Seit Hänsel und Gretel wissen wir, dass Orientierung das Leben rettet, zumindest erleichtert oder allerzumindest die Nerven schont. Darum lieben wir unser Navigationsgerät im Auto, auch wenn wir wissen, dass manche Nutzer schon einmal über nicht vorhandene Brücken geschickt wurden, was ebenso zu Problemen zu führen pflegt wie die Ausflüge von 40-Tonnern über vermatschte Feldwege.
Ein weiteres Beispiel akuter Orientierungslosigkeit wird aus Texas gemeldet. Hier waren es nicht Hänsel und Gretel, die am Pfefferkuchenhaus knabberten, sondern kernige Jungs mit ihrer Abrissbirne.

Schuld war eigentlich nur die blöde Natur mit ihrer nervigen Lust an der Zerstörung. Dies führte zur Weihnachtszeit vergangenen Jahres zu einigen Tornados, die sich denn auch redlich bemühten, ihrem Ruf gerecht zu werden und ziemlichen Flurschaden anrichteten. So auch im US-Bundesstaat Texas und im dort gelegenen Ort Rowlett.
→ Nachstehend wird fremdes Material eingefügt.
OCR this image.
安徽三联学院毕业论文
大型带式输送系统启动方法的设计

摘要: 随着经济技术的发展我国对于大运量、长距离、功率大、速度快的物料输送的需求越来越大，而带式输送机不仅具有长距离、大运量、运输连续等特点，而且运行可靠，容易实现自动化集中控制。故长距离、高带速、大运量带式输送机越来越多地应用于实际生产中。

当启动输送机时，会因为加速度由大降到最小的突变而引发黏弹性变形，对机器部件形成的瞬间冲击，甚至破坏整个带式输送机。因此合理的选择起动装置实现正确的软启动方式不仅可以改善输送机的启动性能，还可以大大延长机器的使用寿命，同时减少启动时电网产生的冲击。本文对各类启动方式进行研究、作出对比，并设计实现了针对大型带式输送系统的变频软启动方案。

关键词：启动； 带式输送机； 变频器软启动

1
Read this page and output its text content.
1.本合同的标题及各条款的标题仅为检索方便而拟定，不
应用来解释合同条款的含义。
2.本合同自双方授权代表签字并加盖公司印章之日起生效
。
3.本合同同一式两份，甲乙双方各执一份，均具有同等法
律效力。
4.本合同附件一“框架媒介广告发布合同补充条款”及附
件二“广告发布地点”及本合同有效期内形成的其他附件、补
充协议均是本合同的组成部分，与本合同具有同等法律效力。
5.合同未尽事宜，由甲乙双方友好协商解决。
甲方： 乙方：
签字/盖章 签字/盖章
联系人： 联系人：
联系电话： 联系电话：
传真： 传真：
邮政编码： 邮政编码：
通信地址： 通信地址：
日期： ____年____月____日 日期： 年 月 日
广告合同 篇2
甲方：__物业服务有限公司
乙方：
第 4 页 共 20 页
Nachdem sich der Wind gelegt hatte, standen so manche Hausbesitzer vor der Frage, Totalabriss oder Reparatur. Im konkreten Fall hatten sich die Hausbesitzer für eine Reparatur entschieden und hofften, im Sommer wieder in ihr frisch gemachtes Heim einzuziehen.

War wohl nichts – dank Google-Maps
Aber sie hatten ihre Rechnung ohne die Männer mit der Abrissbirne gemacht. Und ohne Google. Denn besagte Männer hatten nicht nur eines jener Dinger, auf denen sich normalerweise die nackelige Miley Cyrus räkelt, nein, sie hatten auch Google-Maps dabei.
Und machten sich ans Abrisswerk. Dumm nur: Das Haus, das sie flachlegten, hatte zwar die richtige Hausnummer, stand jedoch in der falschen Straße. Und sollte, wie gesagt, repariert werden.
Zur Erklärung tippten die Bauarbeiter dann mit schwieligen Fingern auf den Google-Maps-Eintrag. Danach waren sie tatsächlich der richtigen Ruine zu Leibe gerückt. Den vorliegenden Berichten zufolge hat Google gegenüber CNN Money eingeräumt, dass es in dem entsprechenden Bereich fehlerhafte Kartendaten gab. Inzwischen sei dieser Mangel behoben. Bleibt nur zu hoffen, dass die nächsten Tornados sich an die neuen Daten halten – von wegen Umgehung bewohnter Ortschaften und so.